Phase 3 adds the timeline river chart: every type a row, every merged proposal a block, every reverted proposal a counter-block. Hover surfaces the diff. The operator can scrub backward in time and see exactly the ontology the platform was running on any given day — the same property that makes the audit chain useful to an inspector general.

Phase 4 wires the proposer to a richer signal substrate: embeddings-based pattern detection over the persisted ledger, adversary-model deltas (an ontology shift that benefits a known adversary class is flagged for compliance review before it reaches the operator), and outcomes-attributed feedback loops (proposals whose applied form correlates with poor outcomes in subsequent decisions auto-roll-back at a configurable confidence floor).

An invitation

The live Phase 1 surface is at taygeta.maiaintelligence.io/evolution-proposals.

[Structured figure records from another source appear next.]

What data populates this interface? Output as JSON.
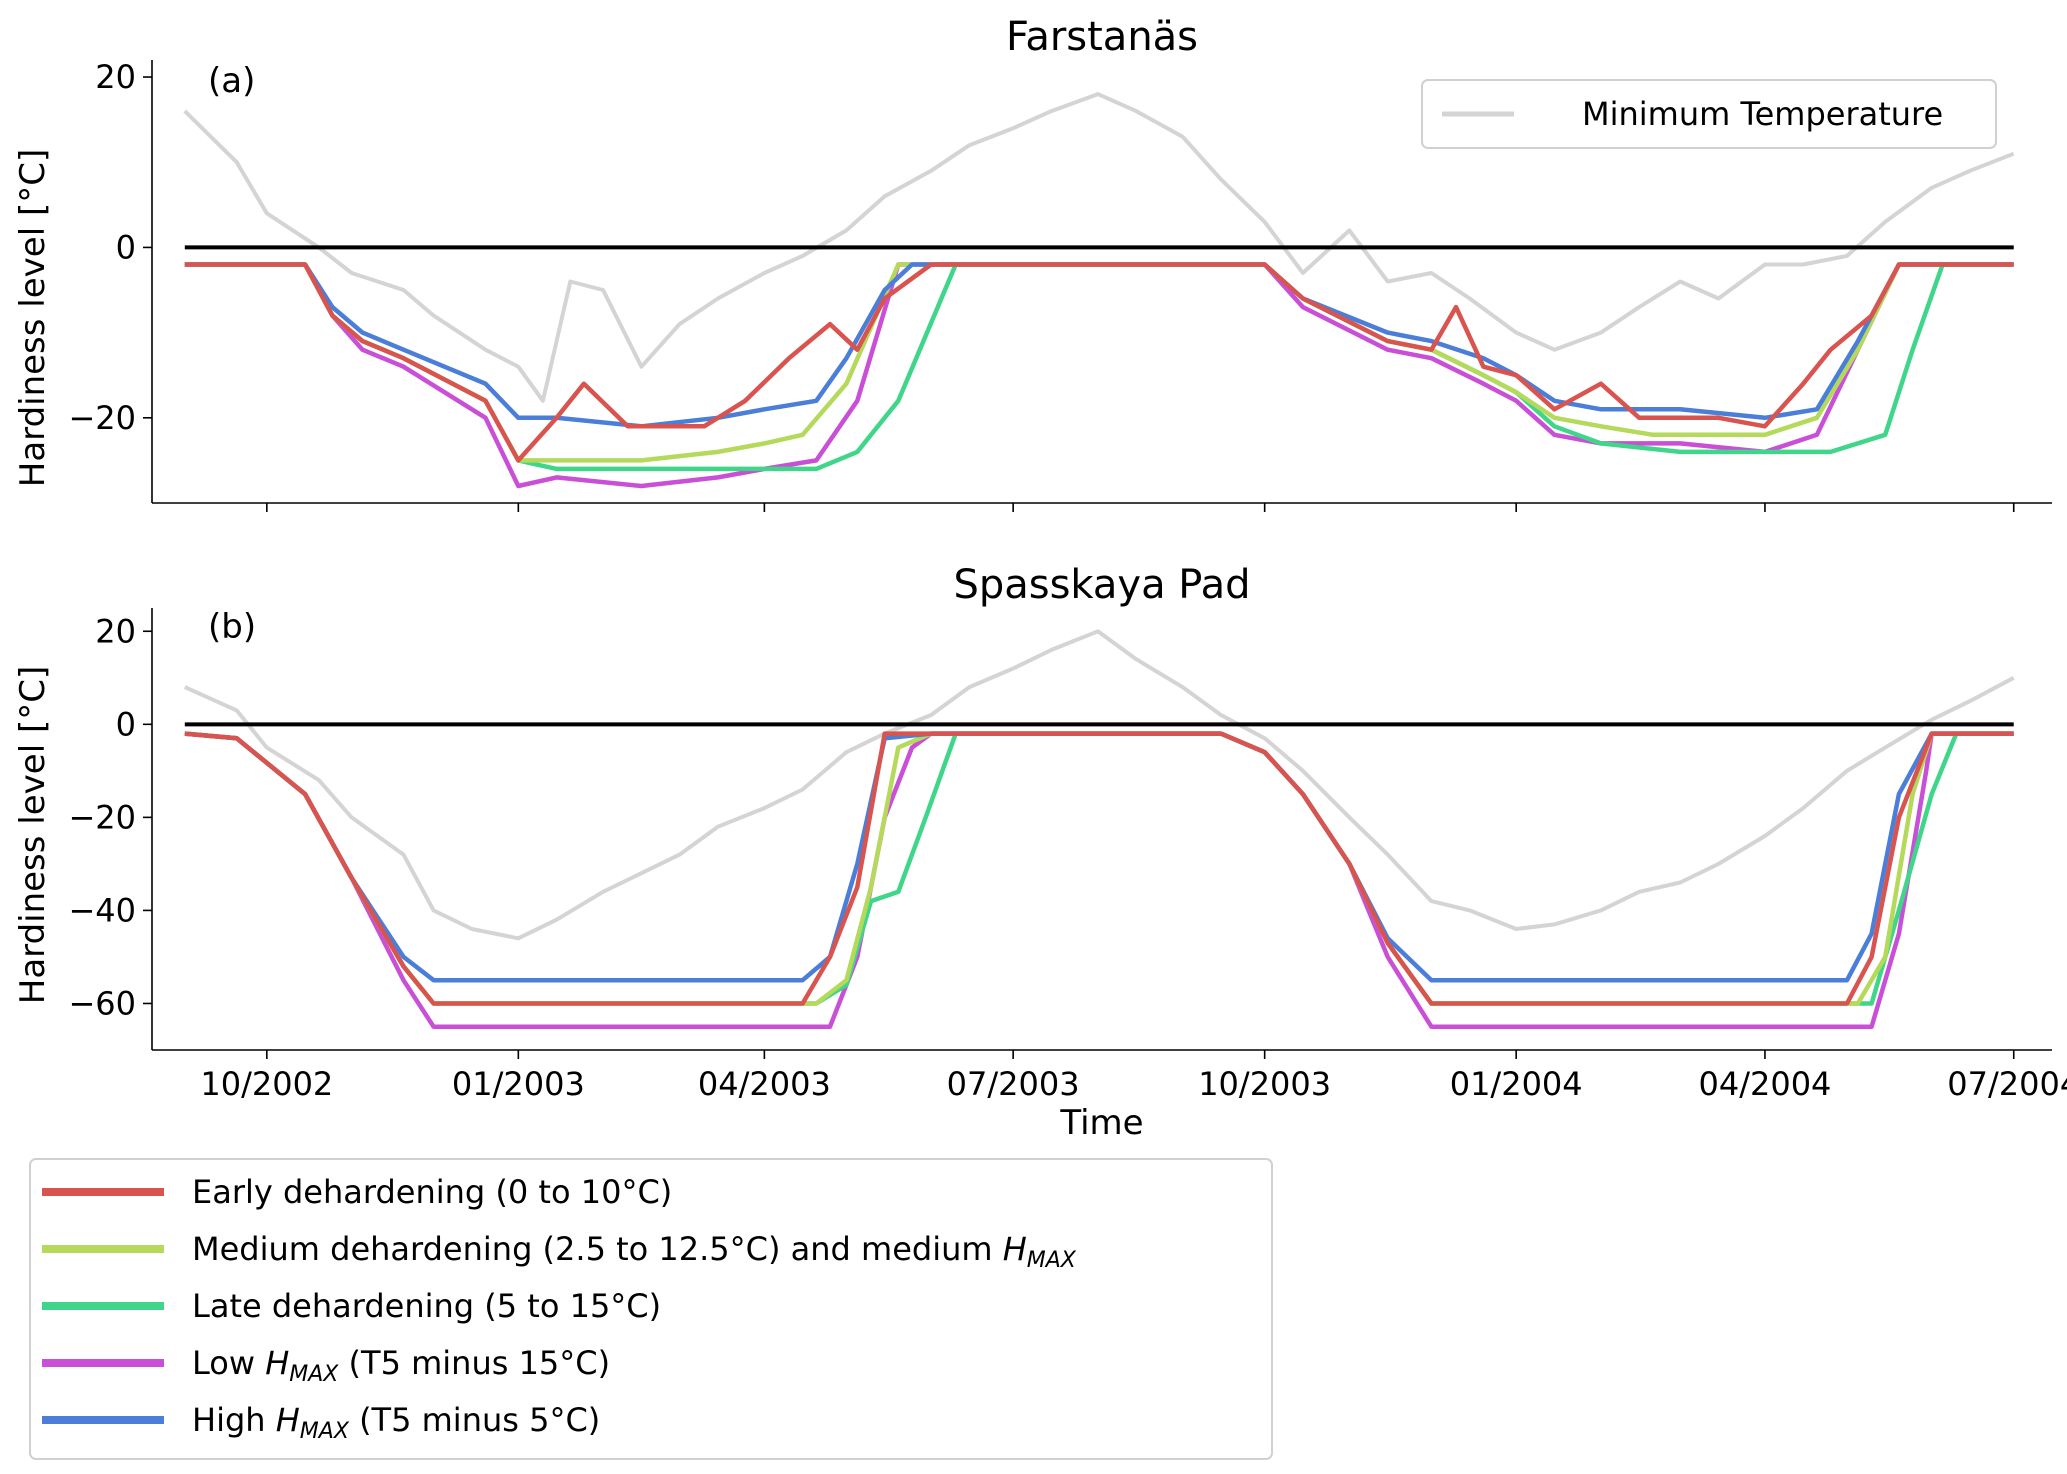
{
  "chart_data": [
    {
      "type": "line",
      "title": "Farstanäs",
      "panel_label": "(a)",
      "xlabel": "",
      "ylabel": "Hardiness level [°C]",
      "ylim": [
        -30,
        22
      ],
      "yticks": [
        -20,
        0,
        20
      ],
      "ytick_labels": [
        "−20",
        "0",
        "20"
      ],
      "xlim": [
        "2002-08-20",
        "2004-07-15"
      ],
      "zero_line": 0,
      "legend": {
        "placement": "top-right",
        "entries": [
          "Minimum Temperature"
        ]
      },
      "series": [
        {
          "name": "Minimum Temperature",
          "color": "#d4d4d4",
          "x": [
            "2002-09-01",
            "2002-09-20",
            "2002-10-01",
            "2002-10-20",
            "2002-11-01",
            "2002-11-20",
            "2002-12-01",
            "2002-12-20",
            "2003-01-01",
            "2003-01-10",
            "2003-01-20",
            "2003-02-01",
            "2003-02-15",
            "2003-03-01",
            "2003-03-15",
            "2003-04-01",
            "2003-04-15",
            "2003-05-01",
            "2003-05-15",
            "2003-06-01",
            "2003-06-15",
            "2003-07-01",
            "2003-07-15",
            "2003-08-01",
            "2003-08-15",
            "2003-09-01",
            "2003-09-15",
            "2003-10-01",
            "2003-10-15",
            "2003-11-01",
            "2003-11-15",
            "2003-12-01",
            "2003-12-15",
            "2004-01-01",
            "2004-01-15",
            "2004-02-01",
            "2004-02-15",
            "2004-03-01",
            "2004-03-15",
            "2004-04-01",
            "2004-04-15",
            "2004-05-01",
            "2004-05-15",
            "2004-06-01",
            "2004-06-15",
            "2004-07-01"
          ],
          "values": [
            16,
            10,
            4,
            0,
            -3,
            -5,
            -8,
            -12,
            -14,
            -18,
            -4,
            -5,
            -14,
            -9,
            -6,
            -3,
            -1,
            2,
            6,
            9,
            12,
            14,
            16,
            18,
            16,
            13,
            8,
            3,
            -3,
            2,
            -4,
            -3,
            -6,
            -10,
            -12,
            -10,
            -7,
            -4,
            -6,
            -2,
            -2,
            -1,
            3,
            7,
            9,
            11
          ]
        },
        {
          "name": "Early dehardening (0 to 10°C)",
          "color": "#d9534f",
          "x": [
            "2002-09-01",
            "2002-10-15",
            "2002-10-25",
            "2002-11-05",
            "2002-11-20",
            "2002-12-20",
            "2003-01-01",
            "2003-01-15",
            "2003-01-25",
            "2003-02-10",
            "2003-03-01",
            "2003-03-10",
            "2003-03-25",
            "2003-04-10",
            "2003-04-25",
            "2003-05-05",
            "2003-05-15",
            "2003-06-01",
            "2003-09-15",
            "2003-10-01",
            "2003-10-15",
            "2003-11-15",
            "2003-12-01",
            "2003-12-10",
            "2003-12-20",
            "2004-01-01",
            "2004-01-15",
            "2004-02-01",
            "2004-02-15",
            "2004-03-01",
            "2004-03-15",
            "2004-04-01",
            "2004-04-15",
            "2004-04-25",
            "2004-05-10",
            "2004-05-20",
            "2004-06-01",
            "2004-07-01"
          ],
          "values": [
            -2,
            -2,
            -8,
            -11,
            -13,
            -18,
            -25,
            -20,
            -16,
            -21,
            -21,
            -21,
            -18,
            -13,
            -9,
            -12,
            -6,
            -2,
            -2,
            -2,
            -6,
            -11,
            -12,
            -7,
            -14,
            -15,
            -19,
            -16,
            -20,
            -20,
            -20,
            -21,
            -16,
            -12,
            -8,
            -2,
            -2,
            -2
          ]
        },
        {
          "name": "Medium dehardening (2.5 to 12.5°C) and medium H_MAX",
          "color": "#b5d95a",
          "x": [
            "2002-09-01",
            "2002-10-15",
            "2002-10-25",
            "2002-11-05",
            "2002-11-20",
            "2002-12-20",
            "2003-01-01",
            "2003-01-15",
            "2003-02-15",
            "2003-03-15",
            "2003-04-01",
            "2003-04-15",
            "2003-05-01",
            "2003-05-20",
            "2003-06-01",
            "2003-09-15",
            "2003-10-01",
            "2003-10-15",
            "2003-11-15",
            "2003-12-01",
            "2003-12-20",
            "2004-01-01",
            "2004-01-15",
            "2004-02-01",
            "2004-02-20",
            "2004-03-15",
            "2004-04-01",
            "2004-04-20",
            "2004-05-05",
            "2004-05-20",
            "2004-06-01",
            "2004-07-01"
          ],
          "values": [
            -2,
            -2,
            -8,
            -11,
            -13,
            -18,
            -25,
            -25,
            -25,
            -24,
            -23,
            -22,
            -16,
            -2,
            -2,
            -2,
            -2,
            -6,
            -11,
            -12,
            -15,
            -17,
            -20,
            -21,
            -22,
            -22,
            -22,
            -20,
            -12,
            -2,
            -2,
            -2
          ]
        },
        {
          "name": "Late dehardening (5 to 15°C)",
          "color": "#3fd68a",
          "x": [
            "2002-09-01",
            "2002-10-15",
            "2002-10-25",
            "2002-11-05",
            "2002-11-20",
            "2002-12-20",
            "2003-01-01",
            "2003-01-15",
            "2003-02-15",
            "2003-04-01",
            "2003-04-20",
            "2003-05-05",
            "2003-05-20",
            "2003-06-10",
            "2003-09-15",
            "2003-10-01",
            "2003-10-15",
            "2003-11-15",
            "2003-12-01",
            "2003-12-20",
            "2004-01-01",
            "2004-01-15",
            "2004-02-01",
            "2004-03-01",
            "2004-04-01",
            "2004-04-25",
            "2004-05-15",
            "2004-05-25",
            "2004-06-05",
            "2004-06-15",
            "2004-07-01"
          ],
          "values": [
            -2,
            -2,
            -8,
            -11,
            -13,
            -18,
            -25,
            -26,
            -26,
            -26,
            -26,
            -24,
            -18,
            -2,
            -2,
            -2,
            -6,
            -11,
            -12,
            -15,
            -17,
            -21,
            -23,
            -24,
            -24,
            -24,
            -22,
            -12,
            -2,
            -2,
            -2
          ]
        },
        {
          "name": "Low H_MAX (T5 minus 15°C)",
          "color": "#c94fd6",
          "x": [
            "2002-09-01",
            "2002-10-15",
            "2002-10-25",
            "2002-11-05",
            "2002-11-20",
            "2002-12-20",
            "2003-01-01",
            "2003-01-15",
            "2003-02-15",
            "2003-03-15",
            "2003-04-01",
            "2003-04-20",
            "2003-05-05",
            "2003-05-20",
            "2003-06-01",
            "2003-09-15",
            "2003-10-01",
            "2003-10-15",
            "2003-11-15",
            "2003-12-01",
            "2003-12-20",
            "2004-01-01",
            "2004-01-15",
            "2004-02-01",
            "2004-03-01",
            "2004-04-01",
            "2004-04-20",
            "2004-05-05",
            "2004-05-20",
            "2004-06-01",
            "2004-07-01"
          ],
          "values": [
            -2,
            -2,
            -8,
            -12,
            -14,
            -20,
            -28,
            -27,
            -28,
            -27,
            -26,
            -25,
            -18,
            -2,
            -2,
            -2,
            -2,
            -7,
            -12,
            -13,
            -16,
            -18,
            -22,
            -23,
            -23,
            -24,
            -22,
            -12,
            -2,
            -2,
            -2
          ]
        },
        {
          "name": "High H_MAX (T5 minus 5°C)",
          "color": "#4a7ed9",
          "x": [
            "2002-09-01",
            "2002-10-15",
            "2002-10-25",
            "2002-11-05",
            "2002-11-20",
            "2002-12-20",
            "2003-01-01",
            "2003-01-15",
            "2003-02-15",
            "2003-03-15",
            "2003-04-01",
            "2003-04-20",
            "2003-05-01",
            "2003-05-15",
            "2003-05-25",
            "2003-06-01",
            "2003-09-15",
            "2003-10-01",
            "2003-10-15",
            "2003-11-15",
            "2003-12-01",
            "2003-12-20",
            "2004-01-01",
            "2004-01-15",
            "2004-02-01",
            "2004-03-01",
            "2004-04-01",
            "2004-04-20",
            "2004-05-05",
            "2004-05-20",
            "2004-06-01",
            "2004-07-01"
          ],
          "values": [
            -2,
            -2,
            -7,
            -10,
            -12,
            -16,
            -20,
            -20,
            -21,
            -20,
            -19,
            -18,
            -13,
            -5,
            -2,
            -2,
            -2,
            -2,
            -6,
            -10,
            -11,
            -13,
            -15,
            -18,
            -19,
            -19,
            -20,
            -19,
            -11,
            -2,
            -2,
            -2
          ]
        }
      ]
    },
    {
      "type": "line",
      "title": "Spasskaya Pad",
      "panel_label": "(b)",
      "xlabel": "Time",
      "ylabel": "Hardiness level [°C]",
      "ylim": [
        -70,
        25
      ],
      "yticks": [
        -60,
        -40,
        -20,
        0,
        20
      ],
      "ytick_labels": [
        "−60",
        "−40",
        "−20",
        "0",
        "20"
      ],
      "xlim": [
        "2002-08-20",
        "2004-07-15"
      ],
      "xticks": [
        "2002-10-01",
        "2003-01-01",
        "2003-04-01",
        "2003-07-01",
        "2003-10-01",
        "2004-01-01",
        "2004-04-01",
        "2004-07-01"
      ],
      "xtick_labels": [
        "10/2002",
        "01/2003",
        "04/2003",
        "07/2003",
        "10/2003",
        "01/2004",
        "04/2004",
        "07/2004"
      ],
      "zero_line": 0,
      "series": [
        {
          "name": "Minimum Temperature",
          "color": "#d4d4d4",
          "x": [
            "2002-09-01",
            "2002-09-20",
            "2002-10-01",
            "2002-10-20",
            "2002-11-01",
            "2002-11-20",
            "2002-12-01",
            "2002-12-15",
            "2003-01-01",
            "2003-01-15",
            "2003-02-01",
            "2003-02-15",
            "2003-03-01",
            "2003-03-15",
            "2003-04-01",
            "2003-04-15",
            "2003-05-01",
            "2003-05-15",
            "2003-06-01",
            "2003-06-15",
            "2003-07-01",
            "2003-07-15",
            "2003-08-01",
            "2003-08-15",
            "2003-09-01",
            "2003-09-15",
            "2003-10-01",
            "2003-10-15",
            "2003-11-01",
            "2003-11-15",
            "2003-12-01",
            "2003-12-15",
            "2004-01-01",
            "2004-01-15",
            "2004-02-01",
            "2004-02-15",
            "2004-03-01",
            "2004-03-15",
            "2004-04-01",
            "2004-04-15",
            "2004-05-01",
            "2004-05-15",
            "2004-06-01",
            "2004-06-15",
            "2004-07-01"
          ],
          "values": [
            8,
            3,
            -5,
            -12,
            -20,
            -28,
            -40,
            -44,
            -46,
            -42,
            -36,
            -32,
            -28,
            -22,
            -18,
            -14,
            -6,
            -2,
            2,
            8,
            12,
            16,
            20,
            14,
            8,
            2,
            -3,
            -10,
            -20,
            -28,
            -38,
            -40,
            -44,
            -43,
            -40,
            -36,
            -34,
            -30,
            -24,
            -18,
            -10,
            -5,
            1,
            5,
            10
          ]
        },
        {
          "name": "Early dehardening (0 to 10°C)",
          "color": "#d9534f",
          "x": [
            "2002-09-01",
            "2002-09-20",
            "2002-10-15",
            "2002-11-01",
            "2002-11-20",
            "2002-12-01",
            "2003-04-15",
            "2003-04-25",
            "2003-05-05",
            "2003-05-15",
            "2003-06-01",
            "2003-09-15",
            "2003-10-01",
            "2003-10-15",
            "2003-11-01",
            "2003-11-15",
            "2003-12-01",
            "2004-05-01",
            "2004-05-10",
            "2004-05-20",
            "2004-06-01",
            "2004-07-01"
          ],
          "values": [
            -2,
            -3,
            -15,
            -33,
            -52,
            -60,
            -60,
            -50,
            -35,
            -2,
            -2,
            -2,
            -6,
            -15,
            -30,
            -47,
            -60,
            -60,
            -50,
            -20,
            -2,
            -2
          ]
        },
        {
          "name": "Medium dehardening (2.5 to 12.5°C) and medium H_MAX",
          "color": "#b5d95a",
          "x": [
            "2002-09-01",
            "2002-09-20",
            "2002-10-15",
            "2002-11-01",
            "2002-11-20",
            "2002-12-01",
            "2003-04-20",
            "2003-05-01",
            "2003-05-10",
            "2003-05-20",
            "2003-06-01",
            "2003-09-15",
            "2003-10-01",
            "2003-10-15",
            "2003-11-01",
            "2003-11-15",
            "2003-12-01",
            "2004-05-05",
            "2004-05-15",
            "2004-05-25",
            "2004-06-01",
            "2004-07-01"
          ],
          "values": [
            -2,
            -3,
            -15,
            -33,
            -52,
            -60,
            -60,
            -55,
            -35,
            -5,
            -2,
            -2,
            -6,
            -15,
            -30,
            -47,
            -60,
            -60,
            -50,
            -15,
            -2,
            -2
          ]
        },
        {
          "name": "Late dehardening (5 to 15°C)",
          "color": "#3fd68a",
          "x": [
            "2002-09-01",
            "2002-09-20",
            "2002-10-15",
            "2002-11-01",
            "2002-11-20",
            "2002-12-01",
            "2003-04-20",
            "2003-05-01",
            "2003-05-10",
            "2003-05-20",
            "2003-05-30",
            "2003-06-10",
            "2003-09-15",
            "2003-10-01",
            "2003-10-15",
            "2003-11-01",
            "2003-11-15",
            "2003-12-01",
            "2004-05-10",
            "2004-05-20",
            "2004-06-01",
            "2004-06-10",
            "2004-07-01"
          ],
          "values": [
            -2,
            -3,
            -15,
            -33,
            -52,
            -60,
            -60,
            -56,
            -38,
            -36,
            -20,
            -2,
            -2,
            -6,
            -15,
            -30,
            -47,
            -60,
            -60,
            -40,
            -15,
            -2,
            -2
          ]
        },
        {
          "name": "Low H_MAX (T5 minus 15°C)",
          "color": "#c94fd6",
          "x": [
            "2002-09-01",
            "2002-09-20",
            "2002-10-15",
            "2002-11-01",
            "2002-11-20",
            "2002-12-01",
            "2003-04-25",
            "2003-05-05",
            "2003-05-15",
            "2003-05-25",
            "2003-06-01",
            "2003-09-15",
            "2003-10-01",
            "2003-10-15",
            "2003-11-01",
            "2003-11-15",
            "2003-12-01",
            "2004-05-10",
            "2004-05-20",
            "2004-05-30",
            "2004-06-01",
            "2004-07-01"
          ],
          "values": [
            -2,
            -3,
            -15,
            -33,
            -55,
            -65,
            -65,
            -50,
            -20,
            -5,
            -2,
            -2,
            -6,
            -15,
            -30,
            -50,
            -65,
            -65,
            -45,
            -10,
            -2,
            -2
          ]
        },
        {
          "name": "High H_MAX (T5 minus 5°C)",
          "color": "#4a7ed9",
          "x": [
            "2002-09-01",
            "2002-09-20",
            "2002-10-15",
            "2002-11-01",
            "2002-11-20",
            "2002-12-01",
            "2003-04-15",
            "2003-04-25",
            "2003-05-05",
            "2003-05-15",
            "2003-06-01",
            "2003-09-15",
            "2003-10-01",
            "2003-10-15",
            "2003-11-01",
            "2003-11-15",
            "2003-12-01",
            "2004-05-01",
            "2004-05-10",
            "2004-05-20",
            "2004-06-01",
            "2004-07-01"
          ],
          "values": [
            -2,
            -3,
            -15,
            -33,
            -50,
            -55,
            -55,
            -50,
            -30,
            -3,
            -2,
            -2,
            -6,
            -15,
            -30,
            -46,
            -55,
            -55,
            -45,
            -15,
            -2,
            -2
          ]
        }
      ]
    }
  ],
  "legend_bottom": {
    "placement": "bottom-left",
    "entries": [
      {
        "color": "#d9534f",
        "parts": [
          "Early dehardening (0 to 10°C)"
        ]
      },
      {
        "color": "#b5d95a",
        "parts": [
          "Medium dehardening (2.5 to 12.5°C) and medium ",
          "H",
          "MAX"
        ]
      },
      {
        "color": "#3fd68a",
        "parts": [
          "Late dehardening (5 to 15°C)"
        ]
      },
      {
        "color": "#c94fd6",
        "parts": [
          "Low ",
          "H",
          "MAX",
          " (T5 minus 15°C)"
        ]
      },
      {
        "color": "#4a7ed9",
        "parts": [
          "High ",
          "H",
          "MAX",
          " (T5 minus 5°C)"
        ]
      }
    ]
  }
}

We seeded the demo with six representative proposals against our maritime and aviation ontology — approve them, reject them, roll them back. Each gesture appends to a chain you can verify.

We welcome critique, especially from teams building in the same space. The argument we are making — that the ontology should evolve from observed behaviour under tamper-evident governance — is not original to us; the implementation that ships this paper into operational practice is.

References

  • Palantir Foundry, Ontology Proposals & Global Branching (Foundry docs, May 2026).
  • Palantir AIP Logic, Automate & Proposal Cards (Foundry AIP docs, 2026).
  • C3 AI, Lineage and Veracity in the Type System (c3.ai/c3-agentic-ai-platform, 2026).
  • TerminusDB, Git-style schema branching for knowledge graphs (terminusdb.com, 2026).
  • Stardog, Integrity Constraint Validation for production knowledge graphs (docs.stardog.com, 2026).
  • Glean, Knowledge Graph: single-tenant by design (docs.glean.com, 2026).